Todos los caminos que tomamos se cerraban.
La obviedad, la rutina, el tedio, la predecibilidad, el hastío, el asco, los complejos, lo simple, lo complicado, pero sobre todo lo obvio, le da un portazo en la cara y le rompe la nariz. Sangre, otra vez. Maldito cartílago nasal blando y lábil. Se lleva la mano al aro y se lo arranca. Mamá, me han vuelto a pegar en el colegio, dice cuando vuelve a casa. Pero mamá no está, vive en otra ciudad.
Mamá no está, sólo la ve los fines de semana. Fines de semana, claro. Se limpia la sangre de la nariz y recuerda aquel poema que escribió sobre la anatomía. Le gusta releerlo a veces, cuando necesita no pensar, y le sirve bien. Ese poema es como un ejercicio de yoga que aprendió aquel verano que le dió por hacer yoga; el ejercicio consiste en tumbarse en el suelo, sobre una estera, y cerrar los ojos. Con los talones pegados al suelo y las palmas abiertas hacia abajo, relajando el cuerpo, lo que hay que hacer es empezar de arriba a abajo repasando cada parte del cuerpo, intentando sentir cada centímetro cuadrado de piel, pelo, cada músculo y cada apéndice. La primera (y única) vez que lo hizo, se le fueron veinte minutos sin apenas darse cuenta.

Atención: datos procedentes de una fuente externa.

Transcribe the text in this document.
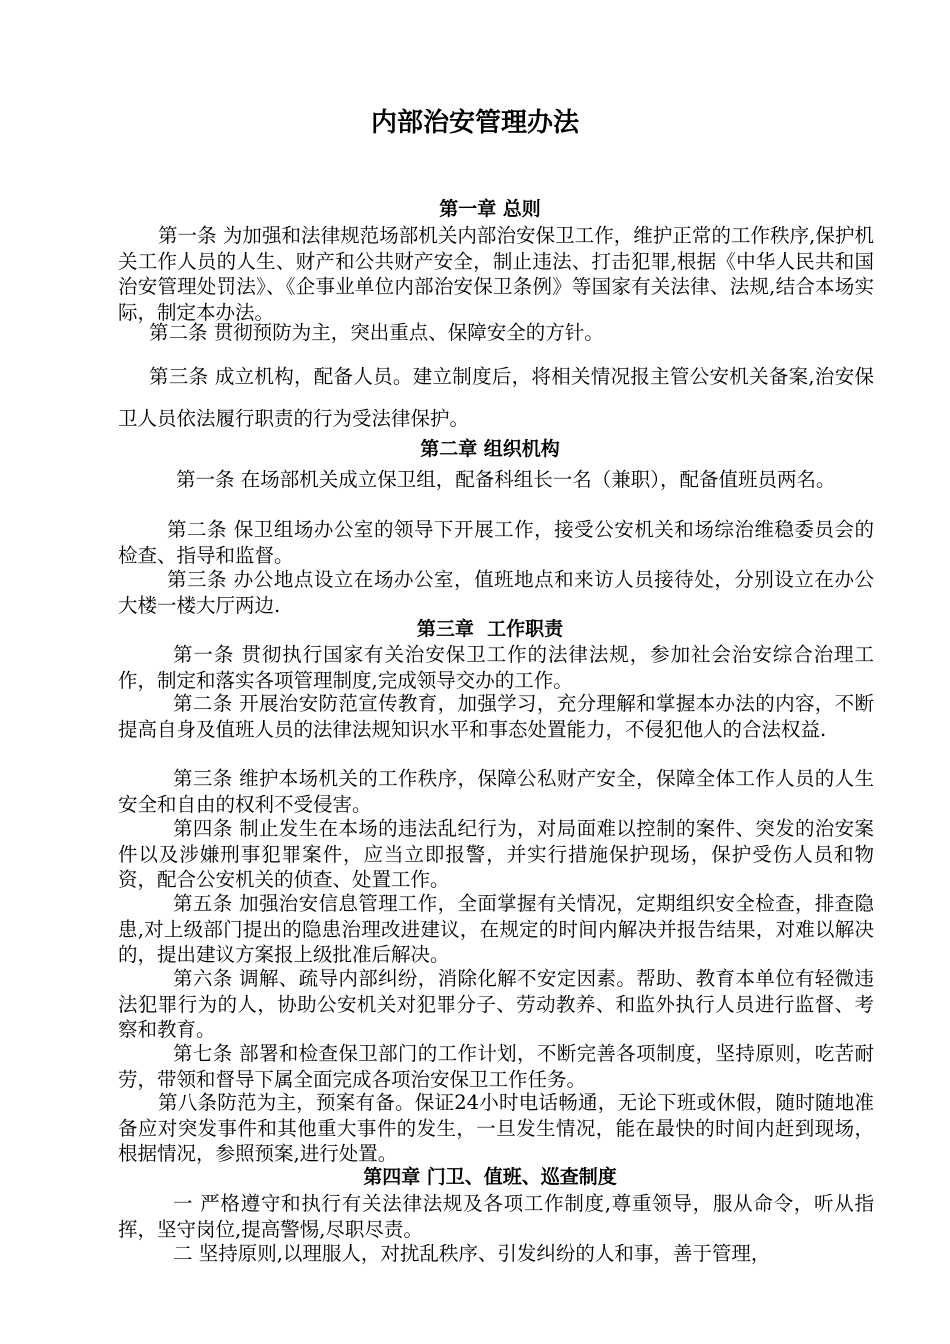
内部治安管理办法
第一章 总则

第一条 为加强和法律规范场部机关内部治安保卫工作，维护正常的工作秩序,保护机关工作人员的人生、财产和公共财产安全，制止违法、打击犯罪,根据《中华人民共和国治安管理处罚法》、《企事业单位内部治安保卫条例》等国家有关法律、法规,结合本场实际，制定本办法。

第二条 贯彻预防为主，突出重点、保障安全的方针。

第三条 成立机构，配备人员。建立制度后，将相关情况报主管公安机关备案,治安保卫人员依法履行职责的行为受法律保护。

第二章 组织机构

第一条 在场部机关成立保卫组，配备科组长一名（兼职），配备值班员两名。

第二条 保卫组场办公室的领导下开展工作，接受公安机关和场综治维稳委员会的检查、指导和监督。

第三条 办公地点设立在场办公室，值班地点和来访人员接待处，分别设立在办公大楼一楼大厅两边.

第三章  工作职责

第一条 贯彻执行国家有关治安保卫工作的法律法规，参加社会治安综合治理工作，制定和落实各项管理制度,完成领导交办的工作。

第二条 开展治安防范宣传教育，加强学习，充分理解和掌握本办法的内容，不断提高自身及值班人员的法律法规知识水平和事态处置能力，不侵犯他人的合法权益.

第三条 维护本场机关的工作秩序，保障公私财产安全，保障全体工作人员的人生安全和自由的权利不受侵害。

第四条 制止发生在本场的违法乱纪行为，对局面难以控制的案件、突发的治安案件以及涉嫌刑事犯罪案件，应当立即报警，并实行措施保护现场，保护受伤人员和物资，配合公安机关的侦查、处置工作。

第五条 加强治安信息管理工作，全面掌握有关情况，定期组织安全检查，排查隐患,对上级部门提出的隐患治理改进建议，在规定的时间内解决并报告结果，对难以解决的，提出建议方案报上级批准后解决。

第六条 调解、疏导内部纠纷，消除化解不安定因素。帮助、教育本单位有轻微违法犯罪行为的人，协助公安机关对犯罪分子、劳动教养、和监外执行人员进行监督、考察和教育。

第七条 部署和检查保卫部门的工作计划，不断完善各项制度，坚持原则，吃苦耐劳，带领和督导下属全面完成各项治安保卫工作任务。

第八条防范为主，预案有备。保证24小时电话畅通，无论下班或休假，随时随地准备应对突发事件和其他重大事件的发生，一旦发生情况，能在最快的时间内赶到现场，根据情况，参照预案,进行处置。

第四章 门卫、值班、巡查制度

一 严格遵守和执行有关法律法规及各项工作制度,尊重领导，服从命令，听从指挥，坚守岗位,提高警惕,尽职尽责。

二 坚持原则,以理服人，对扰乱秩序、引发纠纷的人和事，善于管理，
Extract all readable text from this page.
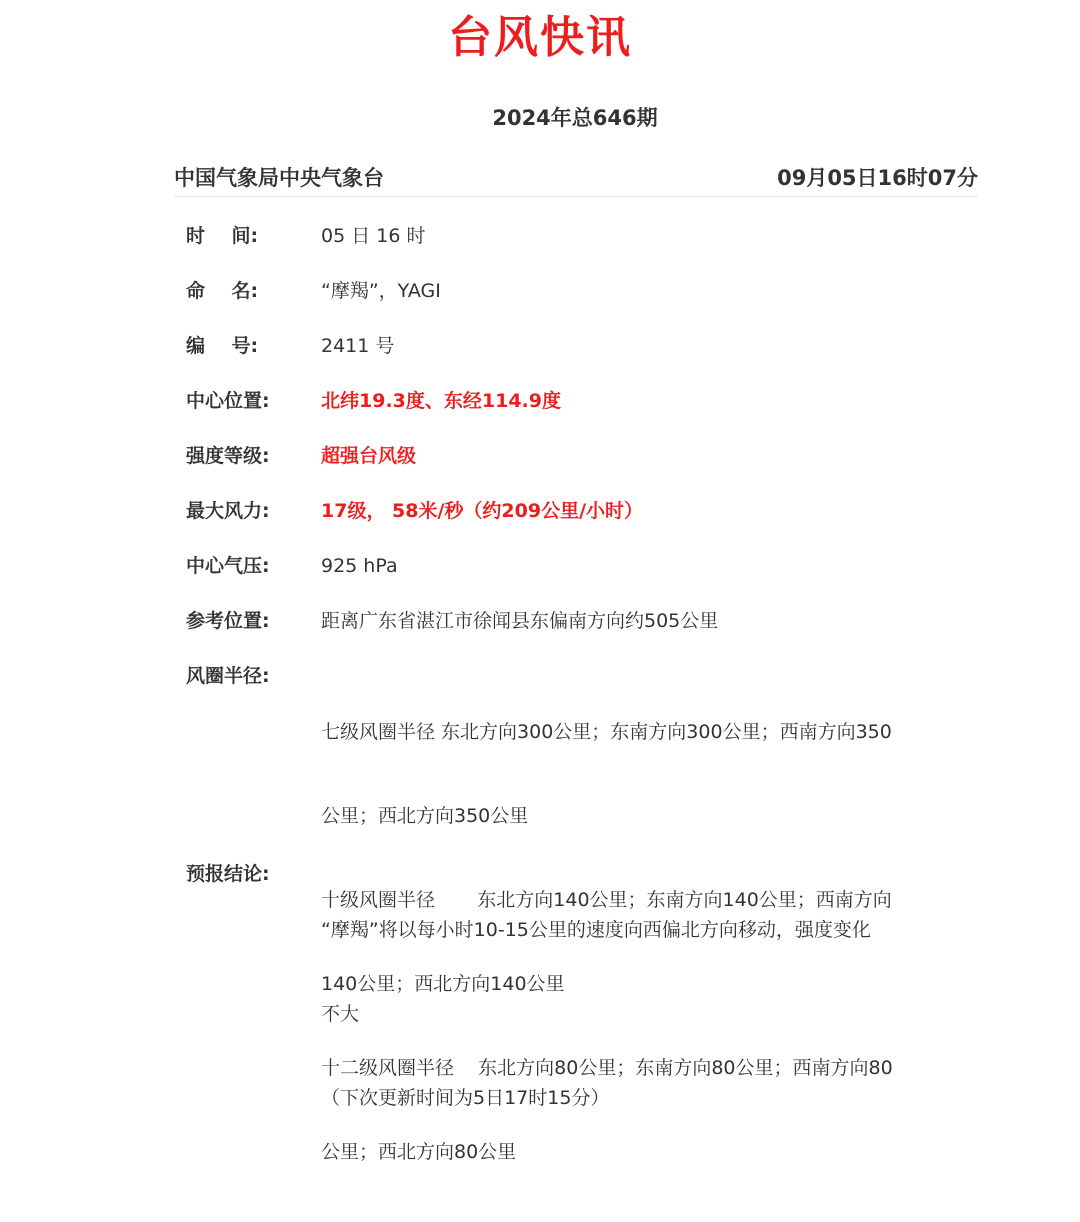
台风快讯
2024年总646期
中国气象局中央气象台	09月05日16时07分
时    间:	05 日 16 时
命    名:	“摩羯”，YAGI
编    号:	2411 号
中心位置:	北纬19.3度、东经114.9度
强度等级:	超强台风级
最大风力:	17级， 58米/秒（约209公里/小时）
中心气压:	925 hPa
参考位置:	距离广东省湛江市徐闻县东偏南方向约505公里
风圈半径:

七级风圈半径 东北方向300公里；东南方向300公里；西南方向350

公里；西北方向350公里

十级风圈半径       东北方向140公里；东南方向140公里；西南方向

140公里；西北方向140公里

十二级风圈半径    东北方向80公里；东南方向80公里；西南方向80

公里；西北方向80公里

预报结论:

“摩羯”将以每小时10-15公里的速度向西偏北方向移动，强度变化

不大

（下次更新时间为5日17时15分）
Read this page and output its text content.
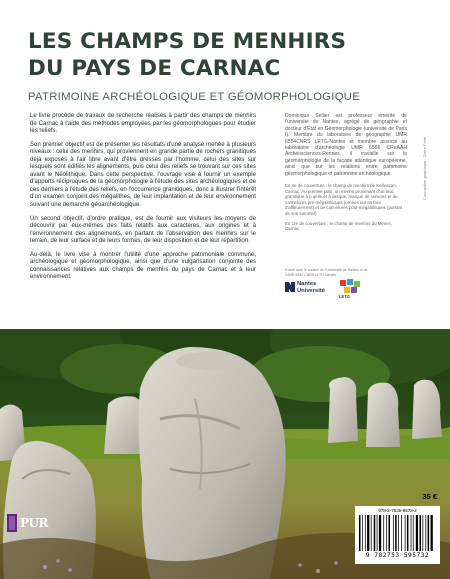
LES CHAMPS DE MENHIRS
DU PAYS DE CARNAC

PATRIMOINE ARCHÉOLOGIQUE ET GÉOMORPHOLOGIQUE

Le livre procède de travaux de recherche réalisés à partir des champs de menhirs de Carnac à l'aide des méthodes employées par les géomorphologues pour étudier les reliefs.

Son premier objectif est de présenter les résultats d'une analyse menée à plusieurs niveaux : celui des menhirs, qui proviennent en grande partie de rochers granitiques déjà exposés à l'air libre avant d'être dressés par l'homme, celui des sites sur lesquels sont édifiés les alignements, puis celui des reliefs se trouvant sur ces sites avant le Néolithique. Dans cette perspective, l'ouvrage vise à fournir un exemple d'apports réciproques de la géomorphologie à l'étude des sites archéologiques et de ces derniers à l'étude des reliefs, en l'occurrence granitiques, donc à illustrer l'intérêt d'un examen conjoint des mégalithes, de leur implantation et de leur environnement suivant une démarche géoarchéologique.

Un second objectif, d'ordre pratique, est de fournir aux visiteurs les moyens de découvrir par eux-mêmes des faits relatifs aux caractères, aux origines et à l'environnement des alignements, en partant de l'observation des menhirs sur le terrain, de leur surface et de leurs formes, de leur disposition et de leur répartition.

Au-delà, le livre vise à montrer l'utilité d'une approche patrimoniale commune, archéologique et géomorphologique, ainsi que d'une vulgarisation conjointe des connaissances relatives aux champs de menhirs du pays de Carnac et à leur environnement.

Dominique Sellier est professeur émérite de l'université de Nantes, agrégé de géographie et docteur d'État en Géomorphologie (université de Paris I). Membre du laboratoire de géographie UMR 6554CNRS LETG-Nantes et membre associé au laboratoire d'archéologie UMR 6566 CReAAH Archéosciences-Rennes, il travaille sur la géomorphologie de la façade atlantique européenne, ainsi que sur les relations entre patrimoine géomorphologique et patrimoine archéologique.

En 4e de couverture : le champ de menhirs de Kerlescan, Carnac. Au premier plan, un menhir provenant d'un bloc granitique à cupule et à vasque, marqué de rainures et de cannelures pré-mégalithiques (ornées sur sa face d'affleurement) et de cannelures post-mégalithiques (portant de son sommet).

En 1re de couverture : le champ de menhirs du Ménec, Carnac.

Publié avec le soutien de l'Université de Nantes et de l'UMR 6554 CNRS LETG Nantes

Nantes
Université
LETG
Conception graphique : Claire Poiré
PUR
35 €
978-2-7535-9573-2
9 782753 595732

Parece que ya no sangra, pero le va a quedar una fea cicatriz. Otra más, ¿qué importa?. Otra más que acompaña la pequeña bolita de su labio inferior, fruto de un piercing que ella adoraba, pero el piercing no sentía lo mismo. Acompaña las múltiples marcas que aquel accidente de tráfico le dejó, el bosque de estrías que le adorna el vientre, esa pequeña i griega que le decora la barbilla, los restos del acné, las dos pelotitas de sus manos que atestiguan que nación con seis dedos y cayó en manos de un cirujano incompetente, y tantas otras. No importa una cicatriz más.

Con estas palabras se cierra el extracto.